Filtered through the outwardly strange fetishistic behaviors of this otherwise tender and loving couple (maybe the farthest thing from what could be accepted as an orthodox relationship between two significant others) we’re meant to recognize in ourselves how we also behave. Despite all outwards appearances what we see is us, and we’re invited to address in ourselves who is submissive, who is dominant, and how much that really matters once the thrill is gone.
The feminine vacuum that Cynthia and Evelyn work within (there are no men in the entire movie and about 99% of it takes place inside the mansion walls) created by Strickland is molded even further when we realize that Evelyn is the one with all the power. She’s the puppetmaster pulling all the strings and conducting what goes on between the two, and her deepening desire for control is the crux of the entire film. For however essential Cynthia is to Evelyn, Evelyn’s enthusiasm to explore these scripted procedures even further becomes the thing that causes Cynthia to gradually back off and question their once inseparable bond. It’s a metamorphosis overtly implied by the characters being surrounded by countless specimens of moths and butterflies neatly tacked against the walls in cases throughout the house (both characters happen to be amateur lepidopterists).
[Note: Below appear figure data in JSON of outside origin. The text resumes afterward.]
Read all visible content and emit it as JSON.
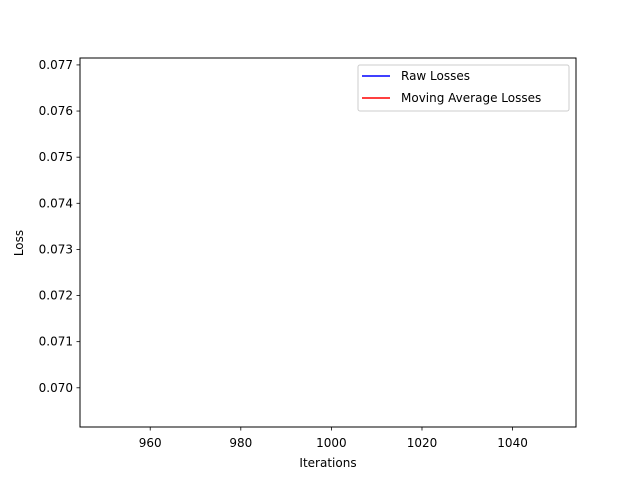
{
  "chart_data": {
    "type": "line",
    "title": "",
    "xlabel": "Iterations",
    "ylabel": "Loss",
    "xlim": [
      944.5,
      1054
    ],
    "ylim": [
      0.06915,
      0.07715
    ],
    "x_ticks": [
      960,
      980,
      1000,
      1020,
      1040
    ],
    "x_tick_labels": [
      "960",
      "980",
      "1000",
      "1020",
      "1040"
    ],
    "y_ticks": [
      0.07,
      0.071,
      0.072,
      0.073,
      0.074,
      0.075,
      0.076,
      0.077
    ],
    "y_tick_labels": [
      "0.070",
      "0.071",
      "0.072",
      "0.073",
      "0.074",
      "0.075",
      "0.076",
      "0.077"
    ],
    "grid": false,
    "legend_position": "top-right",
    "series": [
      {
        "name": "Raw Losses",
        "color": "#0000ff",
        "x": [],
        "y": []
      },
      {
        "name": "Moving Average Losses",
        "color": "#ff0000",
        "x": [],
        "y": []
      }
    ]
  }
}
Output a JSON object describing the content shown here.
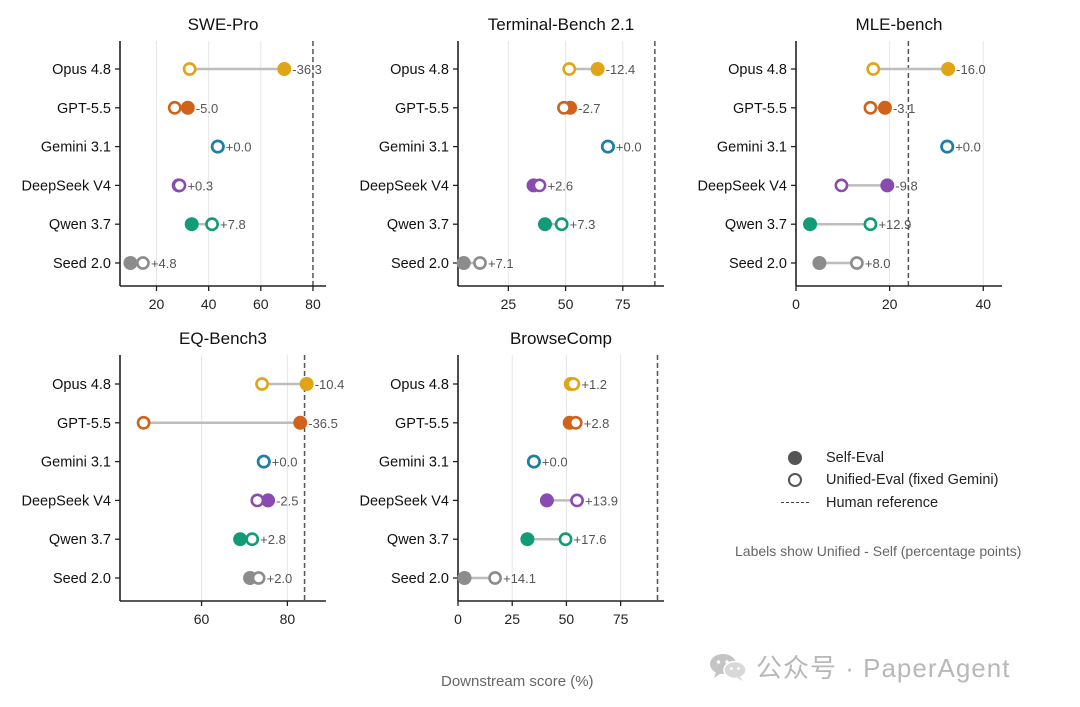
{
  "chart_data": [
    {
      "type": "dumbbell",
      "title": "SWE-Pro",
      "xticks": [
        20,
        40,
        60,
        80
      ],
      "xlim": [
        6,
        85
      ],
      "human_reference": 80,
      "rows": [
        {
          "model": "Opus 4.8",
          "self": 69,
          "unified": 32.7,
          "label": "-36.3"
        },
        {
          "model": "GPT-5.5",
          "self": 32,
          "unified": 27,
          "label": "-5.0"
        },
        {
          "model": "Gemini 3.1",
          "self": 43.5,
          "unified": 43.5,
          "label": "+0.0"
        },
        {
          "model": "DeepSeek V4",
          "self": 28.5,
          "unified": 28.8,
          "label": "+0.3"
        },
        {
          "model": "Qwen 3.7",
          "self": 33.5,
          "unified": 41.3,
          "label": "+7.8"
        },
        {
          "model": "Seed 2.0",
          "self": 10,
          "unified": 14.8,
          "label": "+4.8"
        }
      ]
    },
    {
      "type": "dumbbell",
      "title": "Terminal-Bench 2.1",
      "xticks": [
        25,
        50,
        75
      ],
      "xlim": [
        3,
        93
      ],
      "human_reference": 89,
      "rows": [
        {
          "model": "Opus 4.8",
          "self": 64,
          "unified": 51.6,
          "label": "-12.4"
        },
        {
          "model": "GPT-5.5",
          "self": 52,
          "unified": 49.3,
          "label": "-2.7"
        },
        {
          "model": "Gemini 3.1",
          "self": 68.5,
          "unified": 68.5,
          "label": "+0.0"
        },
        {
          "model": "DeepSeek V4",
          "self": 36,
          "unified": 38.6,
          "label": "+2.6"
        },
        {
          "model": "Qwen 3.7",
          "self": 41,
          "unified": 48.3,
          "label": "+7.3"
        },
        {
          "model": "Seed 2.0",
          "self": 5.5,
          "unified": 12.6,
          "label": "+7.1"
        }
      ]
    },
    {
      "type": "dumbbell",
      "title": "MLE-bench",
      "xticks": [
        0,
        20,
        40
      ],
      "xlim": [
        0,
        44
      ],
      "human_reference": 24,
      "rows": [
        {
          "model": "Opus 4.8",
          "self": 32.5,
          "unified": 16.5,
          "label": "-16.0"
        },
        {
          "model": "GPT-5.5",
          "self": 19,
          "unified": 15.9,
          "label": "-3.1"
        },
        {
          "model": "Gemini 3.1",
          "self": 32.3,
          "unified": 32.3,
          "label": "+0.0"
        },
        {
          "model": "DeepSeek V4",
          "self": 19.5,
          "unified": 9.7,
          "label": "-9.8"
        },
        {
          "model": "Qwen 3.7",
          "self": 3,
          "unified": 15.9,
          "label": "+12.9"
        },
        {
          "model": "Seed 2.0",
          "self": 5,
          "unified": 13,
          "label": "+8.0"
        }
      ]
    },
    {
      "type": "dumbbell",
      "title": "EQ-Bench3",
      "xticks": [
        60,
        80
      ],
      "xlim": [
        41,
        89
      ],
      "human_reference": 84,
      "rows": [
        {
          "model": "Opus 4.8",
          "self": 84.5,
          "unified": 74.1,
          "label": "-10.4"
        },
        {
          "model": "GPT-5.5",
          "self": 83,
          "unified": 46.5,
          "label": "-36.5"
        },
        {
          "model": "Gemini 3.1",
          "self": 74.5,
          "unified": 74.5,
          "label": "+0.0"
        },
        {
          "model": "DeepSeek V4",
          "self": 75.5,
          "unified": 73,
          "label": "-2.5"
        },
        {
          "model": "Qwen 3.7",
          "self": 69,
          "unified": 71.8,
          "label": "+2.8"
        },
        {
          "model": "Seed 2.0",
          "self": 71.3,
          "unified": 73.3,
          "label": "+2.0"
        }
      ]
    },
    {
      "type": "dumbbell",
      "title": "BrowseComp",
      "xticks": [
        0,
        25,
        50,
        75
      ],
      "xlim": [
        0,
        95
      ],
      "human_reference": 92,
      "rows": [
        {
          "model": "Opus 4.8",
          "self": 52,
          "unified": 53.2,
          "label": "+1.2"
        },
        {
          "model": "GPT-5.5",
          "self": 51.5,
          "unified": 54.3,
          "label": "+2.8"
        },
        {
          "model": "Gemini 3.1",
          "self": 35,
          "unified": 35,
          "label": "+0.0"
        },
        {
          "model": "DeepSeek V4",
          "self": 41,
          "unified": 54.9,
          "label": "+13.9"
        },
        {
          "model": "Qwen 3.7",
          "self": 32,
          "unified": 49.6,
          "label": "+17.6"
        },
        {
          "model": "Seed 2.0",
          "self": 3,
          "unified": 17.1,
          "label": "+14.1"
        }
      ]
    }
  ],
  "series_colors": {
    "Opus 4.8": "#e0a516",
    "GPT-5.5": "#d0621a",
    "Gemini 3.1": "#1f7ea8",
    "DeepSeek V4": "#8a4bb0",
    "Qwen 3.7": "#119c77",
    "Seed 2.0": "#8c8c8c"
  },
  "legend": {
    "self_eval": "Self-Eval",
    "unified_eval": "Unified-Eval (fixed Gemini)",
    "human_reference": "Human reference"
  },
  "note": "Labels show Unified - Self (percentage points)",
  "xlabel": "Downstream score (%)",
  "watermark": "公众号 · PaperAgent",
  "watermark_icon": "wechat-icon"
}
Those unwilling to look a bit deeper may find The Duke of Burgundy languishes a bit too much in its slow-burn weirdness, yet those that give themselves over (in a sense we’re no longer voyeurs but participants in the movie) will be wrapped up in its undeniable and eerie eroticism. It’s probably the most downright sexy movies I’ve seen in a very long time, and there’s nary a naked body or overt sexual act throughout the entire runtime. This gets at why the movie is so effective. The Duke of Burgundy captures you, and emphasizes in its fetishism what is both seen and unseen. In any circumstance you won’t be able to look away.